IP Address May Associate Lyft CTO With Uber Data Breach (reuters.com)
An anonymous reader writes: According to two unnamed Reuters sources the IP address of Lyft CTO Chris Lambert has been revealed by Uber's investigations to be associated with the accessing of a security key that was accidentally deposited on GitHub in 2014 and used to access 50,000 database records of Uber drivers later that year. However, bearing in mind that the breach was carried out through a fiercely protectionist Scandinavian VPN, and that Lambert was a Google software engineer before become CTO of a major technology company, it does seem surprising that he would have accessed such sensitive data with his own domestic IP address.
Uber has long proven themselves to be eminently trustworthy and never scheming up shady ways to try to drive their competition out of business, so we can just take them at their word on this.
The human body can be drained of blood in 8.6 seconds given adequate vacuuming systems.
A company run by crooks with a scam as their business model. Uber is the one that blundered its own key then failed to secure its databases. Now they are blame shifting.
Translation: We believed everyone else but this guy is a right bastard (because he works for Lyft) and thus assuredly guilty.

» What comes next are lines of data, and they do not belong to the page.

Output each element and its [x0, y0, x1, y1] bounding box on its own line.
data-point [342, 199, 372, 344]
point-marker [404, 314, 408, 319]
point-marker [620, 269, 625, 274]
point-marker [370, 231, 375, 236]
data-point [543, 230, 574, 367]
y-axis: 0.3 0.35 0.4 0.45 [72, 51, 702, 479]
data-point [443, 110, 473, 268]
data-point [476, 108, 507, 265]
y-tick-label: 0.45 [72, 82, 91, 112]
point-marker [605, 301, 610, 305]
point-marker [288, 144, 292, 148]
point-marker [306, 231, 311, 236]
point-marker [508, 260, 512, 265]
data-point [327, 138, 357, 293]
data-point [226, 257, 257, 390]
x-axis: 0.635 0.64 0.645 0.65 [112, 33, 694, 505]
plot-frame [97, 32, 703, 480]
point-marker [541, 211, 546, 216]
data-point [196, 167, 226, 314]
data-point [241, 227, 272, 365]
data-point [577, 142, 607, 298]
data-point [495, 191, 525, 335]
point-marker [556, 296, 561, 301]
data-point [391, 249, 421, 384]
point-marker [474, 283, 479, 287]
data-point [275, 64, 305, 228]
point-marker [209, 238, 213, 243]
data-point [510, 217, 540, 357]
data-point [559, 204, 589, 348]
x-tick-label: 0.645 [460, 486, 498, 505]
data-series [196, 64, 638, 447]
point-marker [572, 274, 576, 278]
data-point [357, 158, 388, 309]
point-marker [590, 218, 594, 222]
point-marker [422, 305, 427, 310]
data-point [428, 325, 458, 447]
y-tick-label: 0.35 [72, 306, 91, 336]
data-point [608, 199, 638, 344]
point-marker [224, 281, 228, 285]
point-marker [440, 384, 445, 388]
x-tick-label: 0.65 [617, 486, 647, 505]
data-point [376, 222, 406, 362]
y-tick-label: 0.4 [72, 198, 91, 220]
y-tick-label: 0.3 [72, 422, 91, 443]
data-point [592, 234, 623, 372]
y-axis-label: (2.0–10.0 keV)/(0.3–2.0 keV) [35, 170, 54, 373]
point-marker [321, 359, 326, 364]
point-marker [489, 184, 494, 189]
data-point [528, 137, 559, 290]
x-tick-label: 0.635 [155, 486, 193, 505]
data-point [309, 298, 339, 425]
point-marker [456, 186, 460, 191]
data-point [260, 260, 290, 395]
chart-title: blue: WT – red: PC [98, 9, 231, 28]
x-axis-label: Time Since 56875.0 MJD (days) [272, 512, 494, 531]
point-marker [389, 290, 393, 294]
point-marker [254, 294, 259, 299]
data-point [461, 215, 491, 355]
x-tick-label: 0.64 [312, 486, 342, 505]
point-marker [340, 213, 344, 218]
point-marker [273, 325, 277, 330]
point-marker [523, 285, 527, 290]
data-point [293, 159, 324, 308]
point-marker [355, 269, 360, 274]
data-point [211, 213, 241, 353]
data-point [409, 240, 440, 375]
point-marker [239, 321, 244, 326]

So wait. Not only does Uber choose to commandeer Slashdot at every opportunity to spout off how great it is through increasingly vehement sockpuppet ACs and the pushing of clickbait articles, it ALSO feels the need to pull you aside and fill you in on its paranoid fantasies?
Man, 'corporate personhood' is weird. This is distinctly a personality that's consistent and recognizable. Just yeah.
Excuse me, Uber. I think I see somebody over there that I know D:
Apparently they leaked the key on GitHub, and allege that this IP address visited the page - along with tens of thousands of other visitors.
If I were CTO of a company, and I saw a Slashdot posting about "YourCompetitor leaked all of their keys on GitHub!", I would probably click through. ESPECIALLY if I were in charge of preventing similar leaks from the company I worked for.